Sanai F M, Bzeizi K I
Division of Hepatology, Department of Internal Medicine, Riyadh, Saudi Arabia.
Aliment Pharmacol Ther. 2005 Oct 15;22(8):685-700. doi: 10.1111/j.1365-2036.2005.02645.x.
The peritoneum is one of the most common extrapulmonary sites of tuberculous infection. Peritoneal tuberculosis remains a significant problem in parts of the world where tuberculosis is prevalent. Increasing population migration, usage of more potent immunosuppressant therapy and the acquired immunodeficiency syndrome epidemic has contributed to a resurgence of this disease in regions where it had previously been largely controlled. Tuberculous peritonitis frequently complicates patients with underlying end-stage renal or liver disease that further adds to the diagnostic difficulty. The diagnosis of this disease, however, remains a challenge because of its insidious nature, the variability of its presentation and the limitations of available diagnostic tests. A high index of suspicion is needed whenever confronted with unexplained ascites, particularly in high-risk patients. Based on a systematic review of the literature, we recommend: tuberculous peritonitis should be considered in the differential diagnosis of all patients presenting with unexplained lymphocytic ascites and those with a serum-ascites albumin gradient (SAAG) of <11 g/L; culture growth of Mycobacterium of the ascitic fluid or peritoneal biopsy as the gold standard test; further studies to determine the role of polymerase chain reaction, ascitic adenosine deaminase and the BACTEC radiometric system for acceleration of mycobacterial identification as means of improving the diagnostic yield; increasing utilization of ultrasound and computerized tomographic scan for the diagnosis and as a guidance to obtain peritoneal biopsies; low threshold for diagnostic laparoscopy; treatment for 6 months with the first-line antituberculous drugs (isoniazid, rifampicin, ethambutol and pyrazinamide) in uncomplicated cases.

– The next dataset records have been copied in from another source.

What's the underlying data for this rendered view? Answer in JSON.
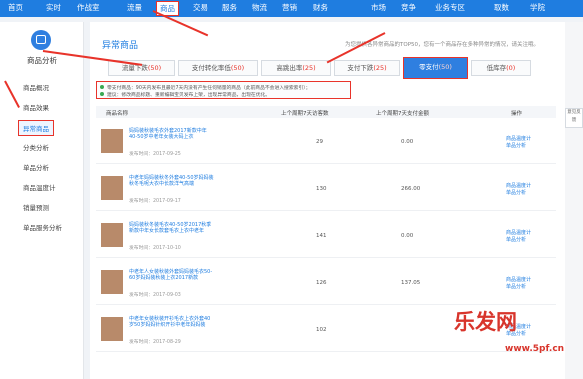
{
  "nav": [
    "首页",
    "实时",
    "作战室",
    "流量",
    "商品",
    "交易",
    "服务",
    "物流",
    "营销",
    "财务",
    "市场",
    "竞争",
    "业务专区",
    "取数",
    "学院"
  ],
  "sidebar": {
    "title": "商品分析",
    "items": [
      "商品概况",
      "商品效果",
      "异常商品",
      "分类分析",
      "单品分析",
      "商品温度计",
      "销量预测",
      "单品服务分析"
    ]
  },
  "main": {
    "title": "异常商品",
    "hint": "为您提供各异常商品的TOP50，您有一个商品存在多种异常的情况，请关注哦。"
  },
  "tabs": [
    {
      "label": "流量下跌",
      "count": "(50)"
    },
    {
      "label": "支付转化率低",
      "count": "(50)"
    },
    {
      "label": "高跳出率",
      "count": "(25)"
    },
    {
      "label": "支付下跌",
      "count": "(25)"
    },
    {
      "label": "零支付",
      "count": "(50)"
    },
    {
      "label": "低库存",
      "count": "(0)"
    }
  ],
  "notice": [
    "零支付商品：90天内发布且最近7天内没有产生任何销量的商品（此前商品不会进入搜索索引）；",
    "建议：修改商品标题、重新编辑宝贝发布上架，出现异常商品，出现在优化。"
  ],
  "table": {
    "headers": [
      "商品名称",
      "上个周期7天访客数",
      "上个周期7天支付金额",
      "操作"
    ],
    "rows": [
      {
        "name": "妈妈装秋装毛衣外套2017新款中年40-50岁中老年女装大码上衣",
        "date": "发布时间：2017-09-25",
        "v1": "29",
        "v2": "0.00"
      },
      {
        "name": "中老年妈妈装秋冬外套40-50岁妈妈装秋冬毛呢大衣中长款洋气高端",
        "date": "发布时间：2017-09-17",
        "v1": "130",
        "v2": "266.00"
      },
      {
        "name": "妈妈装秋冬装毛衣40-50岁2017秋季新款中年女长款套毛衣上衣中老年",
        "date": "发布时间：2017-10-10",
        "v1": "141",
        "v2": "0.00"
      },
      {
        "name": "中老年人女装秋装外套妈妈装毛衣50-60岁妈妈装秋装上衣2017新款",
        "date": "发布时间：2017-09-03",
        "v1": "126",
        "v2": "137.05"
      },
      {
        "name": "中老年女装秋装开衫毛衣上衣外套40岁50岁妈妈针织开衫中老年妈妈装",
        "date": "发布时间：2017-08-29",
        "v1": "102",
        "v2": ""
      }
    ],
    "action1": "商品温度计",
    "action2": "单品分析"
  },
  "right_widget": "意见反馈",
  "watermark": {
    "title": "乐发网",
    "url": "www.5pf.cn"
  }
}
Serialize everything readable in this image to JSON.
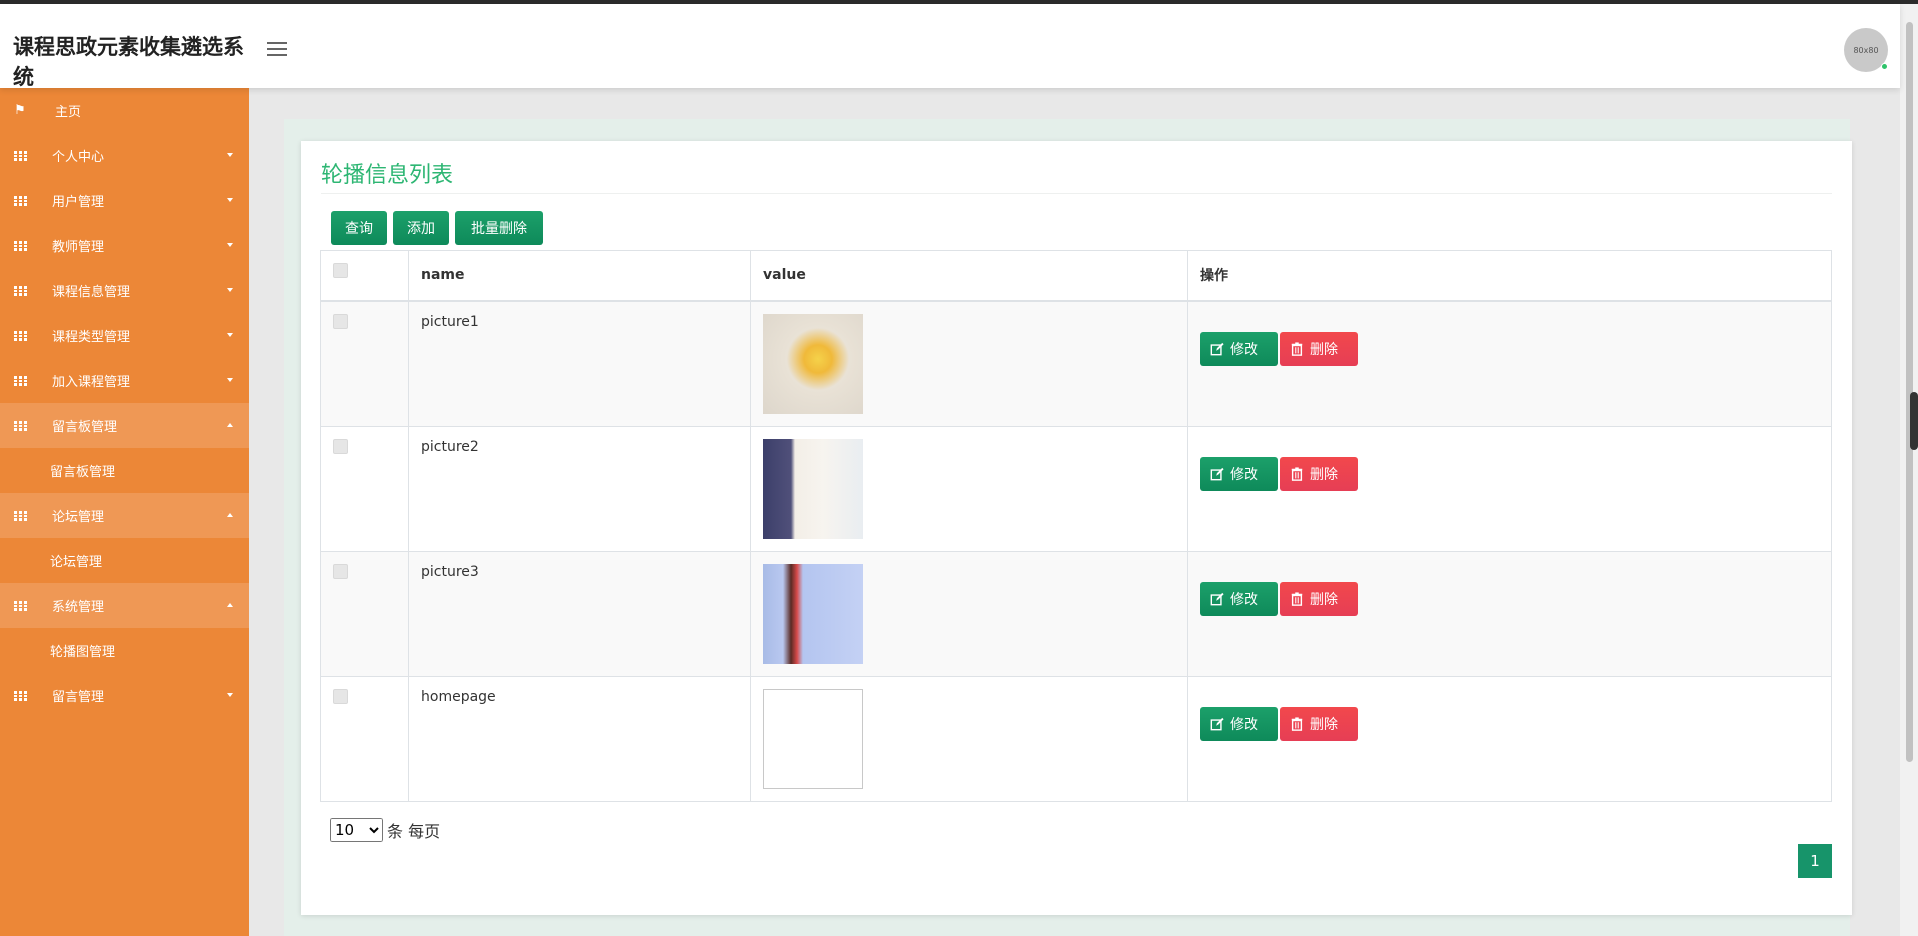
{
  "header": {
    "brand": "课程思政元素收集遴选系统",
    "avatar_text": "80x80"
  },
  "sidebar": {
    "items": [
      {
        "label": "主页",
        "icon": "flag-icon",
        "open": false,
        "caret": "none"
      },
      {
        "label": "个人中心",
        "icon": "grid-icon",
        "caret": "down"
      },
      {
        "label": "用户管理",
        "icon": "grid-icon",
        "caret": "down"
      },
      {
        "label": "教师管理",
        "icon": "grid-icon",
        "caret": "down"
      },
      {
        "label": "课程信息管理",
        "icon": "grid-icon",
        "caret": "down"
      },
      {
        "label": "课程类型管理",
        "icon": "grid-icon",
        "caret": "down"
      },
      {
        "label": "加入课程管理",
        "icon": "grid-icon",
        "caret": "down"
      },
      {
        "label": "留言板管理",
        "icon": "grid-icon",
        "caret": "up",
        "sub": "留言板管理"
      },
      {
        "label": "论坛管理",
        "icon": "grid-icon",
        "caret": "up",
        "sub": "论坛管理"
      },
      {
        "label": "系统管理",
        "icon": "grid-icon",
        "caret": "up",
        "sub": "轮播图管理"
      },
      {
        "label": "留言管理",
        "icon": "grid-icon",
        "caret": "down"
      }
    ]
  },
  "main": {
    "title": "轮播信息列表",
    "toolbar": {
      "query": "查询",
      "add": "添加",
      "bulk_delete": "批量删除"
    },
    "table": {
      "headers": [
        "name",
        "value",
        "操作"
      ],
      "rows": [
        {
          "name": "picture1",
          "thumb": "t1"
        },
        {
          "name": "picture2",
          "thumb": "t2"
        },
        {
          "name": "picture3",
          "thumb": "t3"
        },
        {
          "name": "homepage",
          "thumb": "t4"
        }
      ],
      "edit_label": "修改",
      "delete_label": "删除"
    },
    "pager": {
      "page_size": "10",
      "page_size_options": [
        "10"
      ],
      "per_page_label": "条 每页",
      "current_page": "1"
    }
  },
  "colors": {
    "sidebar": "#ec8737",
    "accent_green": "#17946a",
    "title_green": "#2db673",
    "danger": "#f2484c"
  }
}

腹膜是肺外结核感染最常见的部位之一。在结核病流行的地区,结核性腹膜炎仍然是一个重大问题。人口迁移增加、更强效免疫抑制疗法的使用以及获得性免疫缺陷综合征的流行,导致这种疾病在以前基本得到控制的地区再度出现。结核性腹膜炎常使患有潜在终末期肾病或肝病的患者病情复杂化,这进一步增加了诊断难度。然而,由于其隐匿性、临床表现的多样性以及现有诊断测试的局限性,这种疾病的诊断仍然是一项挑战。当遇到不明原因的腹水时,尤其是在高危患者中,需要高度怀疑。基于对文献的系统综述,我们建议:在所有出现不明原因淋巴细胞性腹水以及血清腹水白蛋白梯度(SAAG)<11 g/L的患者的鉴别诊断中应考虑结核性腹膜炎;腹水或腹膜活检的分枝杆菌培养生长作为金标准检测;进一步研究以确定聚合酶链反应、腹水腺苷脱氨酶和BACTEC放射测量系统在加速分枝杆菌鉴定方面的作用,作为提高诊断率的手段;增加超声和计算机断层扫描在诊断中的应用,并作为获取腹膜活检的指导;诊断性腹腔镜检查的低门槛;在无并发症的病例中,用一线抗结核药物(异烟肼、利福平、乙胺丁醇和吡嗪酰胺)治疗6个月。